I am going with a solution similar to what Arnold proposed with the separate list of hidden models, however, it is only an ending index in my case. Objects that are created during our simulation are not to be added to the GUI, but do show up in the model. They need to be hidden, these are the objects I am referring to with my question. All I really need to do is keep track of the index at which the rows stop before hidden rows begin. And I can then return a shorter representation of the rows for the views to show.
Thank you so much! You have both been very helpful!
Eric
-----Original Message-----
From: qt-interest-bounces at trolltech.com [mailto:qt-interest-bounces at trolltech.com] On Behalf Of Arnold Krille
Sent: Friday, July 10, 2009 5:13 PM
To: qt-interest at trolltech.com
Subject: Re: [Qt-interest] FW: QAbstractItemModel: Hiding rows
Hi,
On Friday 10 July 2009 23:52:53 Eric Clark wrote:
> I am not real sure why Brad said you were wrong, but I can see how it
> would work with a Proxy model. And I do believe that for most cases
> the proxy model is probably the correct solution. However, for my
> case, we have come up with some other solutions due to the speed we
> need to have. I cannot call insert or remove rows during certain
> circumstances in my application because we need to be as fast as possible.
Actually my mentioning of removeRows/removeColums was only to point you to the concept. Unless you implement these functions in your model, they will do
nothing.:-)
You could be faster if you have your list of real data and a (small) additional list of the rows that are hidden. QAbstractItemModel::rowCount() would then return data.size()-hidden-size().
And for accessing an item, the index i to access data would be index.row() + the number of items in "hidden" that are smaller then index.row().
> What Brad suggested is based on my view using the data internally. I
> could easily add a data role called VisibleRole or something and
> return a Boolean flag, true if visible, and false if hidden. Then the
> view could just hide the item or not create it at all. This is a great
> solution and probably the easiest solution as it only requires my
> model to return an extra role in its data function. No need for mapping of reordered indexes or anything.

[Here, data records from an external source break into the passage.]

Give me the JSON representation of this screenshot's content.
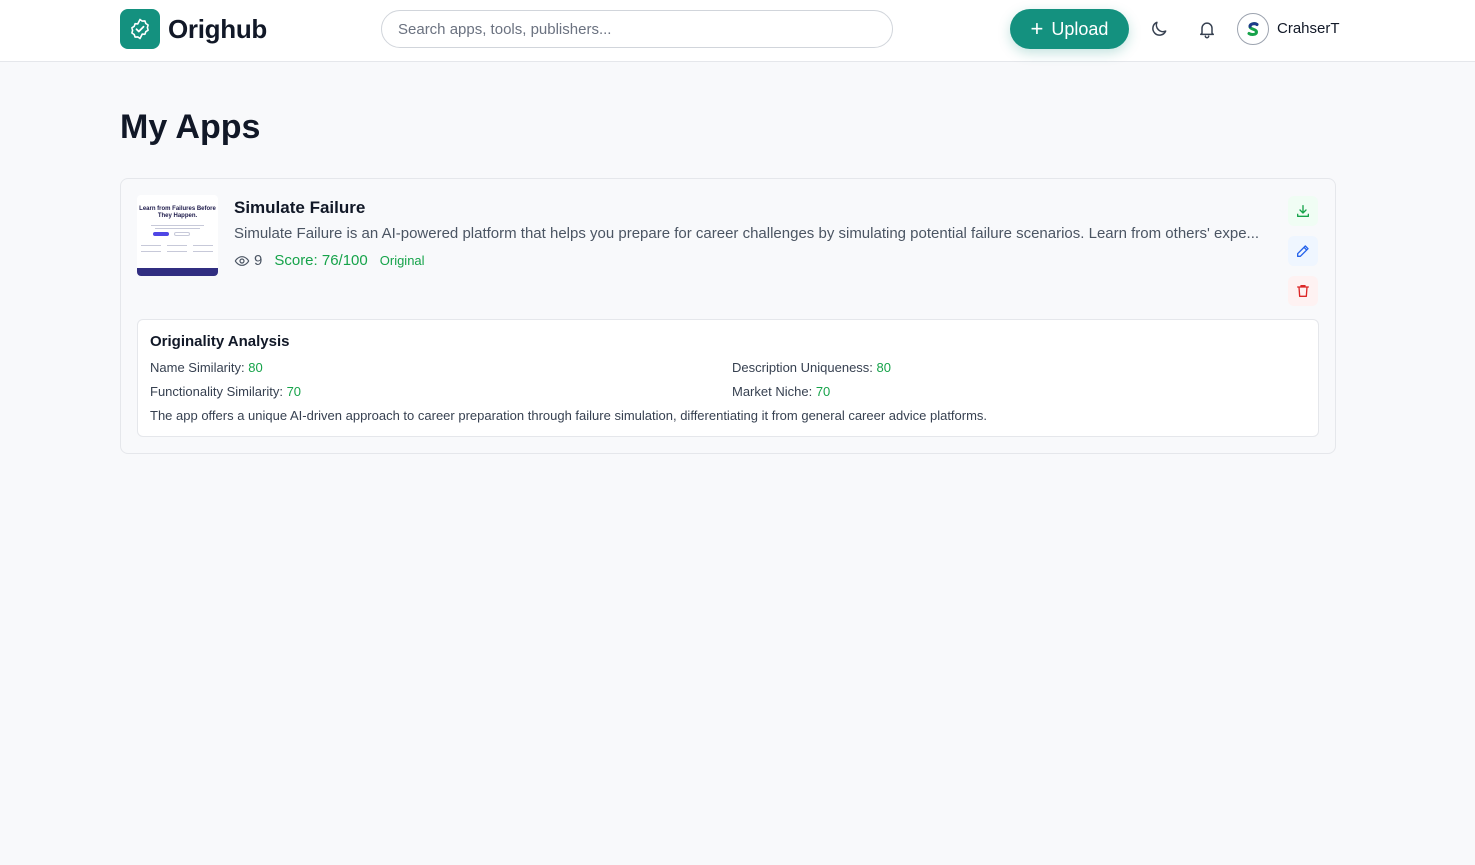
{
  "header": {
    "brand": "Orighub",
    "search_placeholder": "Search apps, tools, publishers...",
    "upload_label": "Upload",
    "username": "CrahserT"
  },
  "main": {
    "title": "My Apps",
    "apps": [
      {
        "thumbnail_text": "Learn from Failures Before They Happen.",
        "name": "Simulate Failure",
        "description": "Simulate Failure is an AI-powered platform that helps you prepare for career challenges by simulating potential failure scenarios. Learn from others' expe...",
        "views": "9",
        "score": "Score: 76/100",
        "badge": "Original",
        "analysis": {
          "title": "Originality Analysis",
          "name_similarity_label": "Name Similarity:",
          "name_similarity": "80",
          "description_uniqueness_label": "Description Uniqueness:",
          "description_uniqueness": "80",
          "functionality_similarity_label": "Functionality Similarity:",
          "functionality_similarity": "70",
          "market_niche_label": "Market Niche:",
          "market_niche": "70",
          "summary": "The app offers a unique AI-driven approach to career preparation through failure simulation, differentiating it from general career advice platforms."
        }
      }
    ]
  },
  "colors": {
    "brand": "#14917f",
    "success": "#16a34a",
    "edit": "#2563eb",
    "danger": "#dc2626"
  },
  "icons": {
    "logo": "check-badge-icon",
    "theme": "moon-icon",
    "notifications": "bell-icon",
    "views": "eye-icon",
    "download": "download-icon",
    "edit": "pencil-icon",
    "delete": "trash-icon"
  }
}
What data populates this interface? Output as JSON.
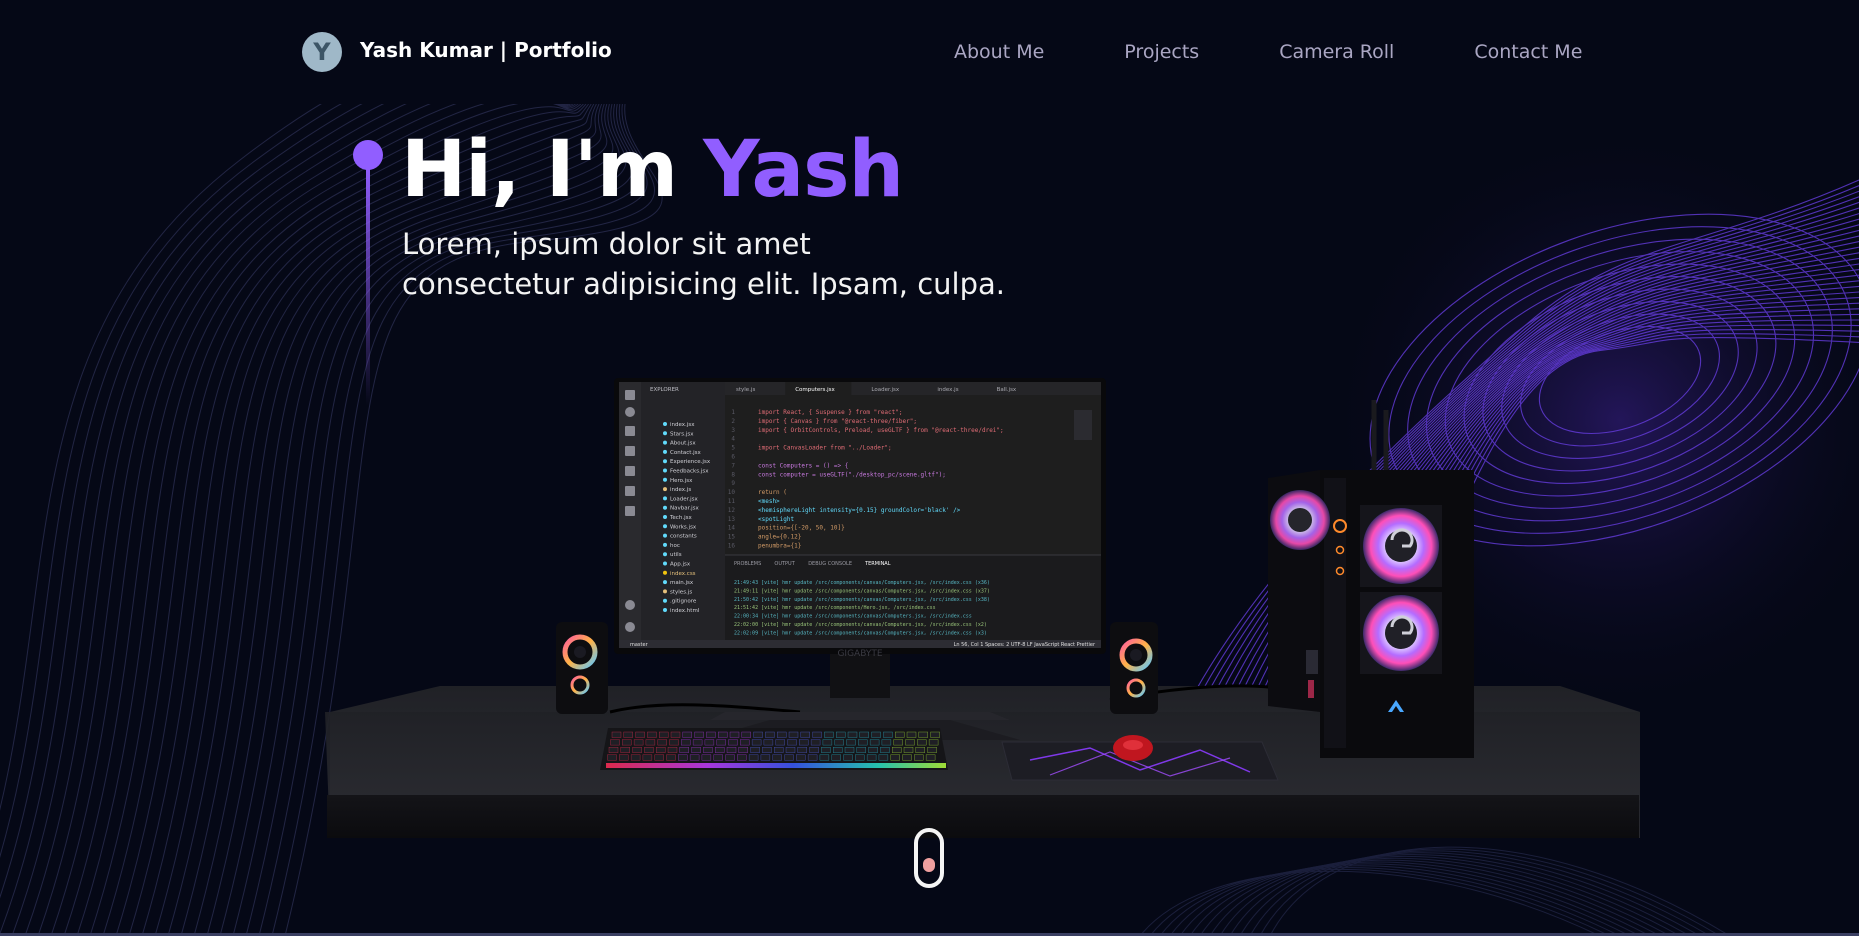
{
  "navbar": {
    "logo_letter": "Y",
    "brand": "Yash Kumar | Portfolio",
    "links": [
      {
        "label": "About Me"
      },
      {
        "label": "Projects"
      },
      {
        "label": "Camera Roll"
      },
      {
        "label": "Contact Me"
      }
    ]
  },
  "hero": {
    "greeting": "Hi, I'm ",
    "name": "Yash",
    "subtitle_line1": "Lorem, ipsum dolor sit amet",
    "subtitle_line2": "consectetur adipisicing elit. Ipsam, culpa."
  },
  "editor": {
    "explorer_label": "EXPLORER",
    "files": [
      "index.jsx",
      "Stars.jsx",
      "About.jsx",
      "Contact.jsx",
      "Experience.jsx",
      "Feedbacks.jsx",
      "Hero.jsx",
      "index.js",
      "Loader.jsx",
      "Navbar.jsx",
      "Tech.jsx",
      "Works.jsx",
      "constants",
      "hoc",
      "utils",
      "App.jsx",
      "index.css",
      "main.jsx",
      "styles.js",
      ".gitignore",
      "index.html"
    ],
    "tabs": [
      "style.js",
      "Computers.jsx",
      "Loader.jsx",
      "index.js",
      "Ball.jsx"
    ],
    "code_lines": [
      "import React, { Suspense } from \"react\";",
      "import { Canvas } from \"@react-three/fiber\";",
      "import { OrbitControls, Preload, useGLTF } from \"@react-three/drei\";",
      "",
      "import CanvasLoader from \"../Loader\";",
      "",
      "const Computers = () => {",
      "  const computer = useGLTF(\"./desktop_pc/scene.gltf\");",
      "",
      "  return (",
      "    <mesh>",
      "      <hemisphereLight intensity={0.15} groundColor='black' />",
      "      <spotLight",
      "        position={[-20, 50, 10]}",
      "        angle={0.12}",
      "        penumbra={1}"
    ],
    "panel_tabs": [
      "PROBLEMS",
      "OUTPUT",
      "DEBUG CONSOLE",
      "TERMINAL"
    ],
    "terminal_lines": [
      "21:49:43 [vite] hmr update /src/components/canvas/Computers.jsx, /src/index.css (x36)",
      "21:49:11 [vite] hmr update /src/components/canvas/Computers.jsx, /src/index.css (x37)",
      "21:50:42 [vite] hmr update /src/components/canvas/Computers.jsx, /src/index.css (x38)",
      "21:51:42 [vite] hmr update /src/components/Hero.jsx, /src/index.css",
      "22:00:34 [vite] hmr update /src/components/canvas/Computers.jsx, /src/index.css",
      "22:02:00 [vite] hmr update /src/components/canvas/Computers.jsx, /src/index.css (x2)",
      "22:02:09 [vite] hmr update /src/components/canvas/Computers.jsx, /src/index.css (x3)"
    ],
    "status_left": "master",
    "status_right": "Ln 56, Col 1   Spaces: 2   UTF-8   LF   JavaScript React   Prettier",
    "monitor_brand": "GIGABYTE"
  },
  "colors": {
    "background": "#050816",
    "accent": "#915eff",
    "nav_text": "#aaa6c3"
  }
}
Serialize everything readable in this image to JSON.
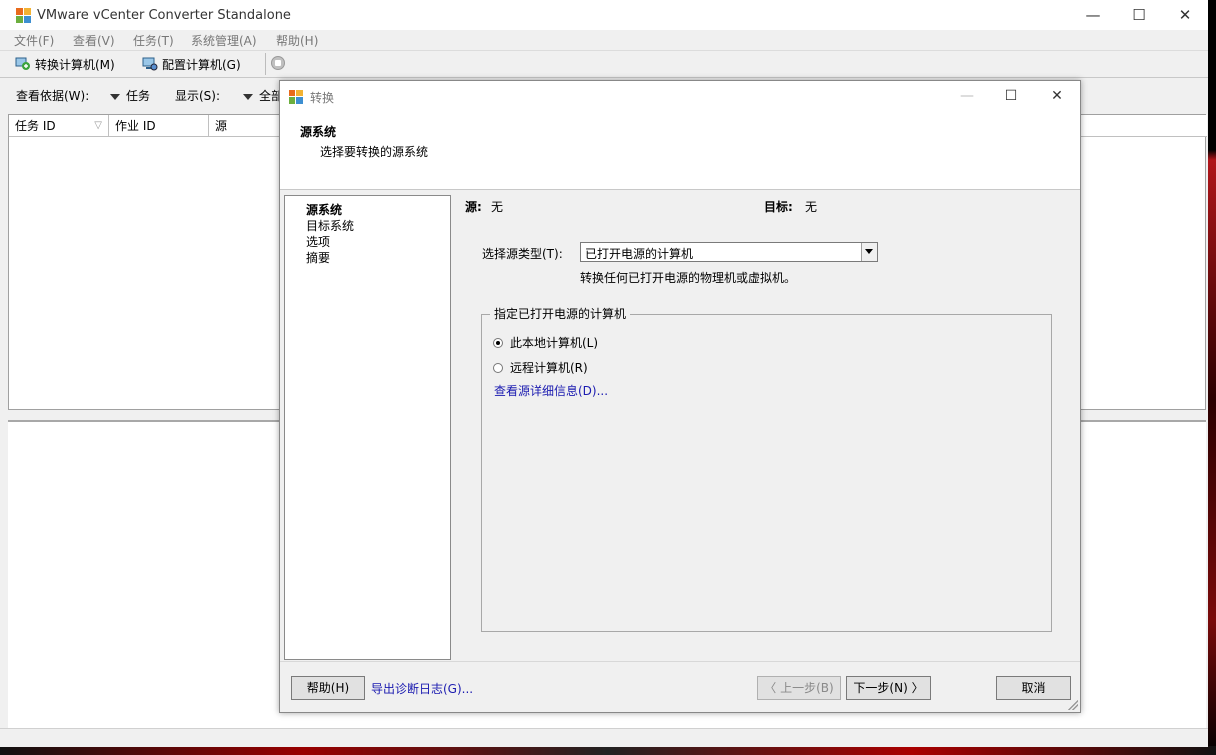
{
  "main_window": {
    "title": "VMware vCenter Converter Standalone",
    "controls": {
      "minimize": "—",
      "maximize": "☐",
      "close": "✕"
    },
    "menu": [
      "文件(F)",
      "查看(V)",
      "任务(T)",
      "系统管理(A)",
      "帮助(H)"
    ],
    "toolbar": {
      "convert_label": "转换计算机(M)",
      "configure_label": "配置计算机(G)"
    },
    "filter": {
      "view_by_label": "查看依据(W):",
      "view_by_value": "任务",
      "show_label": "显示(S):",
      "show_value": "全部"
    },
    "columns": [
      "任务 ID",
      "作业 ID",
      "源"
    ]
  },
  "dialog": {
    "title": "转换",
    "controls": {
      "minimize": "—",
      "maximize": "☐",
      "close": "✕"
    },
    "header": {
      "title": "源系统",
      "subtitle": "选择要转换的源系统"
    },
    "nav": [
      "源系统",
      "目标系统",
      "选项",
      "摘要"
    ],
    "source_label": "源:",
    "source_value": "无",
    "target_label": "目标:",
    "target_value": "无",
    "source_type_label": "选择源类型(T):",
    "source_type_value": "已打开电源的计算机",
    "source_type_hint": "转换任何已打开电源的物理机或虚拟机。",
    "group_title": "指定已打开电源的计算机",
    "radio_local": "此本地计算机(L)",
    "radio_remote": "远程计算机(R)",
    "details_link": "查看源详细信息(D)...",
    "buttons": {
      "help": "帮助(H)",
      "export_log": "导出诊断日志(G)...",
      "back": "〈 上一步(B)",
      "next": "下一步(N) 〉",
      "cancel": "取消"
    }
  },
  "colors": {
    "accent_link": "#1a1ab0",
    "window_bg": "#f0f0f0"
  }
}
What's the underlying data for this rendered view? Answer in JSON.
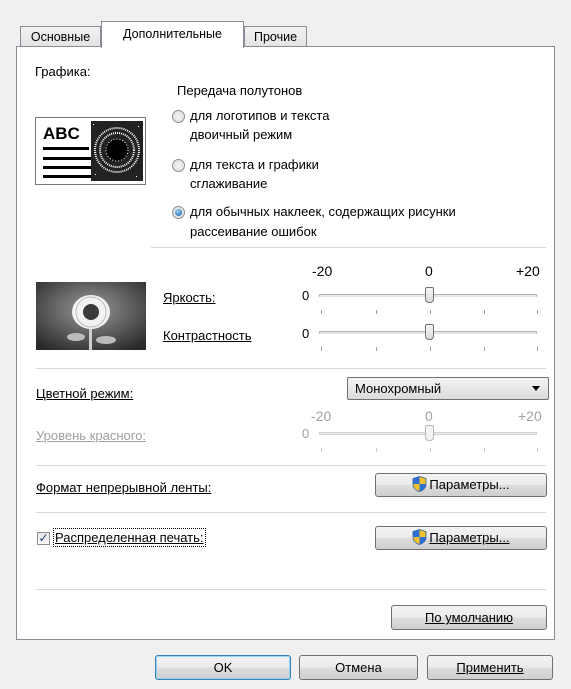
{
  "tabs": [
    {
      "label": "Основные",
      "active": false
    },
    {
      "label": "Дополнительные",
      "active": true
    },
    {
      "label": "Прочие",
      "active": false
    }
  ],
  "graphics": {
    "label": "Графика:",
    "preview_text": "ABC",
    "halftone_title": "Передача полутонов",
    "options": [
      {
        "line1": "для логотипов и текста",
        "line2": "двоичный режим",
        "selected": false
      },
      {
        "line1": "для текста и графики",
        "line2": "сглаживание",
        "selected": false
      },
      {
        "line1": "для обычных наклеек, содержащих рисунки",
        "line2": "рассеивание ошибок",
        "selected": true
      }
    ]
  },
  "adjust": {
    "scale_min": "-20",
    "scale_mid": "0",
    "scale_max": "+20",
    "brightness": {
      "label": "Яркость:",
      "value": "0",
      "level": 0.5
    },
    "contrast": {
      "label": "Контрастность",
      "value": "0",
      "level": 0.5
    }
  },
  "color": {
    "label": "Цветной режим:",
    "selected": "Монохромный",
    "scale_min": "-20",
    "scale_mid": "0",
    "scale_max": "+20",
    "red_label": "Уровень красного:",
    "red_value": "0",
    "red_level": 0.5
  },
  "continuous": {
    "label": "Формат непрерывной ленты:",
    "button": "Параметры..."
  },
  "distributed": {
    "label": "Распределенная печать:",
    "checked": true,
    "button": "Параметры..."
  },
  "default_button": "По умолчанию",
  "footer": {
    "ok": "OK",
    "cancel": "Отмена",
    "apply": "Применить"
  },
  "colors": {
    "accent": "#1b6bb6",
    "border": "#898c95",
    "panel": "#ffffff",
    "window": "#f0f0f0"
  }
}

My point is: If you use special roles in the model and therefor can only use it with a special view, why go through all the loops of the model-view- concept? While it might be interesting to part the data from the gui, there is then no additional benefit from using Qts QAbstractItemModel- and QAbstractItemView-classes for this as all the standard-views will not react to your special features in the model.